Scène banale dans une rue commerçante du centre-ville de Poitiers. Une jeune femme, habillée d’un jean et d’un chemisier, se fait accoster par un homme : « Tu su.., mademoiselle ? » Anecdotique ? Malheureusement, non. D’après une étude de l’Insee, 25% des femmes âgées de 18 à 29 ans ont peur dans la rue et 10% subissent des baisers ou des caresses qu’elles ne désirent pas (*).
Ce phénomène est nommé « harcèlement de rue ». La sociologue Marylène Lieber a longtemps travaillé sur ces violences verbales, et parfois physiques, perpétrées dans l’espace public. « Ce n’est pas nouveau, assure-t-elle. Dans les années 70, les féministes soulignaient déjà ce problème. Dans la revue « Le Torchon brûle », les femmes se plaignaient d’être constamment interpellées dans la rue. »
Longtemps passé sous silence, ce sujet émerge dans les médias et dans les discours politiques. Des femmes de tous âges tentent de faire entendre leur voix.
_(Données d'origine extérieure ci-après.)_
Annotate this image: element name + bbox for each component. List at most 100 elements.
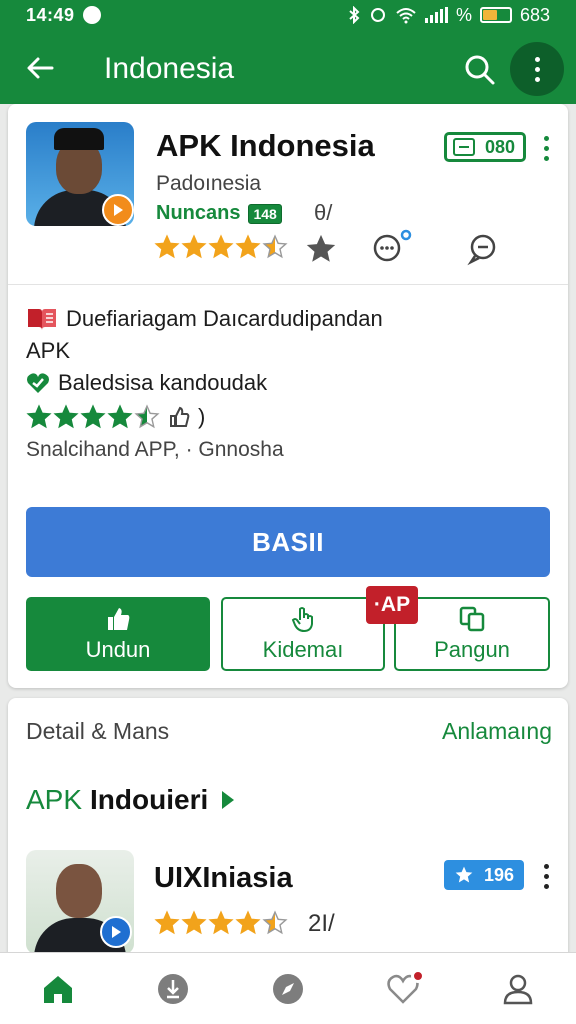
- share-button-label: Pangun: [434, 637, 510, 662]
- notification-icon: [82, 6, 101, 24]
- category-badge: 148: [248, 203, 282, 224]
- bluetooth-icon: [349, 6, 360, 24]
- rating-stars: [154, 234, 288, 260]
- storage-icon: [453, 138, 475, 156]
- version-symbol: θ/: [314, 200, 333, 225]
- nav-download[interactable]: [143, 959, 203, 1019]
- nav-favorites[interactable]: [373, 959, 433, 1019]
- play-icon: [100, 916, 132, 948]
- second-app-count-badge[interactable]: 196: [444, 860, 525, 890]
- details-rating-stars: [26, 404, 160, 430]
- bottom-navigation: [0, 952, 576, 1024]
- primary-action-button[interactable]: BASII: [26, 507, 550, 577]
- like-button-label: Undun: [85, 637, 151, 662]
- more-vert-icon: [534, 56, 540, 82]
- nav-profile[interactable]: [488, 959, 548, 1019]
- star-icon[interactable]: [304, 232, 338, 266]
- featured-app-card: APK Indonesia 080 Padoınesia Nuncans 148…: [8, 104, 568, 688]
- book-icon: [28, 309, 56, 330]
- section-link[interactable]: Anlamaıng: [442, 718, 552, 745]
- section-title: Detail & Mans: [26, 718, 170, 744]
- star-icon: [455, 866, 473, 883]
- back-arrow-icon[interactable]: [24, 52, 56, 84]
- details-line-2: APK: [26, 338, 71, 363]
- divider: [8, 284, 568, 285]
- sync-icon: [370, 8, 385, 22]
- copy-icon: [459, 606, 485, 632]
- details-rating-row: ): [26, 404, 205, 430]
- count-badge-value: 080: [485, 136, 516, 157]
- signal-icon: [424, 7, 448, 23]
- second-app-name: UIXIniasia: [154, 862, 293, 894]
- top-app-bar: 14:49 % 683 Indonesia: [0, 0, 576, 104]
- battery-icon: [479, 7, 512, 23]
- star-icon: [107, 404, 133, 429]
- notification-dot: [411, 968, 426, 983]
- star-icon: [26, 404, 52, 429]
- star-icon: [208, 234, 234, 259]
- star-icon: [262, 234, 288, 259]
- home-icon: [43, 975, 72, 1003]
- thumbs-up-icon: [108, 608, 130, 630]
- details-title-row: Duefiariagam Daıcardudipandan: [26, 306, 383, 332]
- overflow-menu-button[interactable]: [510, 42, 564, 96]
- more-vert-icon: [543, 135, 549, 161]
- details-rating-suffix: ): [198, 404, 206, 429]
- thumbs-up-icon: [170, 406, 190, 427]
- section-heading[interactable]: APK Indouieri: [26, 784, 238, 816]
- battery-percent-symbol: %: [455, 4, 472, 25]
- details-line-4: Snalcihand APP, · Gnnosha: [26, 438, 284, 461]
- section-heading-green: APK: [26, 784, 83, 815]
- battery-text: 683: [519, 4, 550, 25]
- second-app-extra-symbol: 2I/: [308, 910, 335, 937]
- star-icon: [154, 910, 180, 935]
- second-card-menu-button[interactable]: [539, 862, 553, 890]
- ap-badge: ·AP: [366, 586, 418, 624]
- gesture-button[interactable]: Kidemaı: [221, 597, 385, 671]
- details-verified-row: Baledsisa kandoudak: [26, 370, 267, 396]
- card-menu-button[interactable]: [539, 134, 553, 162]
- developer-name: Padoınesia: [156, 172, 262, 195]
- download-count-badge[interactable]: 080: [444, 132, 527, 162]
- gesture-button-label: Kidemaı: [262, 637, 344, 662]
- explore-icon: [272, 973, 303, 1004]
- details-section-card: Detail & Mans Anlamaıng APK Indouieri UI…: [8, 698, 568, 958]
- star-icon: [235, 234, 261, 259]
- section-heading-bold: Indouieri: [90, 784, 209, 815]
- nav-home[interactable]: [28, 959, 88, 1019]
- star-icon: [235, 910, 261, 935]
- verified-heart-icon: [27, 373, 49, 393]
- second-app-rating-stars: [154, 910, 288, 936]
- star-icon: [154, 234, 180, 259]
- star-icon: [181, 234, 207, 259]
- status-bar: 14:49 % 683: [0, 0, 576, 30]
- search-icon[interactable]: [462, 52, 498, 88]
- chat-icon[interactable]: [466, 232, 500, 266]
- star-icon: [262, 910, 288, 935]
- category-label[interactable]: Nuncans: [156, 202, 240, 225]
- second-app-avatar[interactable]: [26, 850, 134, 954]
- status-time: 14:49: [26, 4, 75, 25]
- star-icon: [80, 404, 106, 429]
- star-icon: [53, 404, 79, 429]
- like-button[interactable]: Undun: [26, 597, 210, 671]
- download-icon: [157, 973, 188, 1004]
- nav-explore[interactable]: [258, 959, 318, 1019]
- wifi-icon: [396, 8, 416, 24]
- second-app-count-value: 196: [484, 864, 515, 885]
- page-title: Indonesia: [104, 52, 235, 85]
- star-icon: [208, 910, 234, 935]
- play-icon: [102, 194, 134, 226]
- star-icon: [181, 910, 207, 935]
- more-vert-icon: [543, 863, 549, 889]
- app-name: APK Indonesia: [156, 128, 375, 163]
- touch-icon: [291, 607, 313, 633]
- details-line-3: Baledsisa kandoudak: [58, 370, 268, 395]
- app-avatar[interactable]: [26, 122, 134, 226]
- details-line-1: Duefiariagam Daıcardudipandan: [66, 306, 383, 331]
- chevron-right-icon: [222, 791, 235, 809]
- comment-more-icon[interactable]: [370, 228, 414, 262]
- star-icon: [134, 404, 160, 429]
- profile-icon: [504, 974, 533, 1004]
- category-row: Nuncans 148: [156, 202, 282, 225]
Sur le site du mouvement « Hollaback, pour mettre fin au harcèlement de rue », une Poitevine raconte avoir été « suivie dans le bus par deux hommes qui ne comprenaient pas un simple ''non'' ». « J’ai eu droit aux vieux pervers qui te déshabillent de haut en bas, aux propositions “d’aller faire un tour dans ma cité” et ainsi de suite », poursuit-elle.
Les témoignages de ce type sont légion. Compliments douteux, remarques désobligeantes, blagues salaces, insultes sexistes... Le harcèlement prend différentes formes. Sendrine, chef d’entreprise à Chauvigny, se souvient d’une rencontre particulièrement traumatisante : « En sortant d’une inauguration, vers 23h, je suis repartie vers ma voiture garée dans le parking du Tap. Un mec un peu bizarre a commencé à me parler. Je n’ai pas répondu. Il est venu vers moi et m’a dit « Pas la peine de faire ta belle, espèce de connasse ». J’ai filé vers le parking, la main sur ma bombe
lacrymo... » Plus de peur que de mal, mais Sendrine a vécu l’une des plus grandes peurs de sa vie.
Un déni de citoyenneté
Chloé, chargée de mission en recherche d’emploi préfère se passer de jupes, de robes ou de talons pour ne pas subir « les regards appuyés d’hommes qui ne se gênent pas ». Élodie, étudiante en esthétique à Poitiers, a trouvé une astuce : elle fait semblant d’être au téléphone quand un homme l’approche. D’autres femmes refusent carrément de sortir le soir ou de fréquenter certains quartiers... « Le harcèlement de rue entraîne un déni de citoyenneté. Les victimes perdent totalement leur liberté de se mouvoir dans l’espace public. L’usage social de la ville n’est pas le même en fonction du sexe...», détaille Marylène Lieber.
En France, ces « violences » ne constituent pas de délit aux yeux de la loi, sauf en cas d’agression sexuelle. « Pour le moment, il n’existe pas franchement de solution pour enrayer ce phénomène, déplore la sociologue. Je pense qu’il s’agit avant tout d’une question d’éducation. Il faut apprendre aux petits garçons à se comporter avec respect avec les filles. »
Pour le moment, la riposte s’organise sur la toile... Sur Twitter, le haschtag #harcelementderue recueille les doléances des victimes. Le tumblr « Paye ta shnek » recense les phrases les plus lourdes prononcées par les agresseurs. Enfin, le site « Hé mademoiseau ! », inverse la tendance, en listant des répliques qui s’adresseraient à des hommes. Exemple ? « Tu me fais baver... et je parle pas de ma bouche… » Eh non, l’« épuisante banalité » n’est pas unisexe.
(*) « Des insultes aux coups : hommes et femmes inégaux face à la violence », Zohor Djider et Solveig Vanovermeir, division Études sociales, Insee.